GUARDA-ME
Sobre a poesia vide Entrevista de 30 Dias
Guarda-me contigo. No fundo do teu corpo. Entre teu ombro e tua face,
acolhe a minha face, febril,
o meu silêncio e cansaço.
Em meio aos teus cabelos,
teus desvelos, ai, teu abraço.
Quase presa entre teus lábios,
minha língua.
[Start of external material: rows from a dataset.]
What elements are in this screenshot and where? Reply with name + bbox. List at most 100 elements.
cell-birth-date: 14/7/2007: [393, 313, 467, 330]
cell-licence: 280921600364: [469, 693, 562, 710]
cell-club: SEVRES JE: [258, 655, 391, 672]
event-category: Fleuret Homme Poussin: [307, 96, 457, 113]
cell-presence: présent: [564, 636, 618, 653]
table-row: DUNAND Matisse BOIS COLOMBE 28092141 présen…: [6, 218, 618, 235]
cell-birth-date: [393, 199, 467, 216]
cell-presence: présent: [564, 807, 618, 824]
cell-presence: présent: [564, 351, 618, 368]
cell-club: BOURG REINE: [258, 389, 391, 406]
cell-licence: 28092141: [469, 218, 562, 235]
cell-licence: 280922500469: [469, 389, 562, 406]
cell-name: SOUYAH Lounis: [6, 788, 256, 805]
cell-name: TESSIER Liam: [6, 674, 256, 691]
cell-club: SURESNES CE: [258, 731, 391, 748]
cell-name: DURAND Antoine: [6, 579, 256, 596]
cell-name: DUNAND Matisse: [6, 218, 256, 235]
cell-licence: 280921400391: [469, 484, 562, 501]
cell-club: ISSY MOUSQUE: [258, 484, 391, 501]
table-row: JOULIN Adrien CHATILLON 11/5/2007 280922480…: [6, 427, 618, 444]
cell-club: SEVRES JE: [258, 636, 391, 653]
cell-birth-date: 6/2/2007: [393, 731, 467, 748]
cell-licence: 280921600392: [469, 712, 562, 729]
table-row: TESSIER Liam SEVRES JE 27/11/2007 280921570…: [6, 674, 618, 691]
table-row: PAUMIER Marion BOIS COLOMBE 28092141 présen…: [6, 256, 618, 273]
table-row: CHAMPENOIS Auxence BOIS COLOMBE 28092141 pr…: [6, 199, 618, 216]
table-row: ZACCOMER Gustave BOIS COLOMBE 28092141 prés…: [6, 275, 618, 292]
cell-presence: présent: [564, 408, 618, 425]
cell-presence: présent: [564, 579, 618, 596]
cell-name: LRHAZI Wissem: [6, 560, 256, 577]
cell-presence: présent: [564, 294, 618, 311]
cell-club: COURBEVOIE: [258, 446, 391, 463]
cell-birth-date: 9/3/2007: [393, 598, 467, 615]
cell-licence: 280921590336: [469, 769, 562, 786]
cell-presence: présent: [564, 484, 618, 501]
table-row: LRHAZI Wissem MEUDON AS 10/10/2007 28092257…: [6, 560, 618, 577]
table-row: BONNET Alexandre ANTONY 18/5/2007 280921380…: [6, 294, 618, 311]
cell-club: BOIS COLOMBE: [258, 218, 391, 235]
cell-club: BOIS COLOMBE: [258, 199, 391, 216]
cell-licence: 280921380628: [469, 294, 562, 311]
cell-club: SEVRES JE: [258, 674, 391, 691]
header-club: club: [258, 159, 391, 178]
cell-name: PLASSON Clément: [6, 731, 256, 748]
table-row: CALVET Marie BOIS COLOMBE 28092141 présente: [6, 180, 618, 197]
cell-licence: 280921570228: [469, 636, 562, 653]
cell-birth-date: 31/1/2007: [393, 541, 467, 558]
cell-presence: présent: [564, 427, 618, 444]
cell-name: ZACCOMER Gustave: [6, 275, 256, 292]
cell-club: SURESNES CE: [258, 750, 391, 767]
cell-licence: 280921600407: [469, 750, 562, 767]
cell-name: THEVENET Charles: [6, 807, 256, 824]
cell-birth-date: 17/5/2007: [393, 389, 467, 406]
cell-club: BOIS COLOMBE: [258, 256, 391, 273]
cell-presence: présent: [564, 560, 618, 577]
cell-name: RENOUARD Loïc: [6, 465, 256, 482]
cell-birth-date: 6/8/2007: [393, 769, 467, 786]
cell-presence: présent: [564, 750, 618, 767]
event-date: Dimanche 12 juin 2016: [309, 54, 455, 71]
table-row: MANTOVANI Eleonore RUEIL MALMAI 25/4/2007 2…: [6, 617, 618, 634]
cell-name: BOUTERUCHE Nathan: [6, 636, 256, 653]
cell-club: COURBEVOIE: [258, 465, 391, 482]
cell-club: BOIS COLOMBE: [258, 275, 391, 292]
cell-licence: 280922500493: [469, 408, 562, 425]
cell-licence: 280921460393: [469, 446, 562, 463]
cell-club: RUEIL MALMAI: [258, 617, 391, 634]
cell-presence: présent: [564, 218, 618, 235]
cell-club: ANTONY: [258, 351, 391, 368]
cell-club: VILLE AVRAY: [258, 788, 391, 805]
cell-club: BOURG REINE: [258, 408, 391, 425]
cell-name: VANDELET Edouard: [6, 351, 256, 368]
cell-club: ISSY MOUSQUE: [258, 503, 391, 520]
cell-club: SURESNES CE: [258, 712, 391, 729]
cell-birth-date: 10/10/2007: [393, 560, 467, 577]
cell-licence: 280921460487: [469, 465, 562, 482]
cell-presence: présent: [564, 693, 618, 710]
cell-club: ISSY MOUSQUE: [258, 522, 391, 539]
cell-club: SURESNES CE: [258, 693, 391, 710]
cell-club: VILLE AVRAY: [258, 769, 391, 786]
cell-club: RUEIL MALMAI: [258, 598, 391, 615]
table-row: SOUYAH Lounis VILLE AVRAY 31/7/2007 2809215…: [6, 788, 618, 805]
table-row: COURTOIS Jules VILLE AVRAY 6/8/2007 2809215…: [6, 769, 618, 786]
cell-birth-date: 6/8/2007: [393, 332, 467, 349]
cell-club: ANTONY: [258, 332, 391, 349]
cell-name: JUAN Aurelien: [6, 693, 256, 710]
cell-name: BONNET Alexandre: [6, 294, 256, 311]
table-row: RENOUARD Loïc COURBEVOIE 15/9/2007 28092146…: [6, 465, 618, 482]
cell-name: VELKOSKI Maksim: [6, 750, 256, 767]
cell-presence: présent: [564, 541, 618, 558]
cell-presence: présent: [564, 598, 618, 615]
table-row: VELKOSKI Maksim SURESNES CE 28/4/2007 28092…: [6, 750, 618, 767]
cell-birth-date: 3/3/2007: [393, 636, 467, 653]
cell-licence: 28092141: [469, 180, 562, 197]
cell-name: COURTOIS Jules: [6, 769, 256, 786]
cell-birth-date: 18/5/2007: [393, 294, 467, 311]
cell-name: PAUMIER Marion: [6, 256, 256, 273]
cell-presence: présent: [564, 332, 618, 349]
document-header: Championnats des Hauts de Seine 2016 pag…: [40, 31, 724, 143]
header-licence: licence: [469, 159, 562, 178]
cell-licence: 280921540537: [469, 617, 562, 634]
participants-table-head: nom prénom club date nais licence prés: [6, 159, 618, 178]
Guarda-me
por inteiro, afunda-me
na tu’aura como em água
morna: me doa o teu calor
e cura do concreto
selvagem em meu olhar.
Guarda-me contigo;
senta-te aqui, de frente pra mim,
me envolvendo coas tuas coxas.
Agarra firme, bem firme
o meu pescoço; fala ao meu
ouvido, um e outro, meu
rosto entre teus seios, prot-
egido; meu dedo, e mais —
um, pouco a pouco adentrando
a tua carne: não os removas:
aceita-me, me abriga, sim:
com dor e amor, qual num parto.
Guarda-me contigo entre
os perfumes do teu quarto;
segura-me com tua mão
e do oco de tua palma (macia),
passa-me ao imo de tu’alma
de rosa ou de anêmona, não sei:
traga-me, devora-me, galopa
louca a minha ânsia; guarda-me!
entre unhas, dentes; afoga-me,
no mel da tu’Aurora, por vir;
incendeia-me, amor, rasga-te!
sangra junto com a noite!
estremece com o meu tremor;
me roça as pontas dos cabelos,
de seda e saliva, de lava e luz
rubra: hum, guarda-me as forças
e seivas, ah..., no fogo de tuas veias.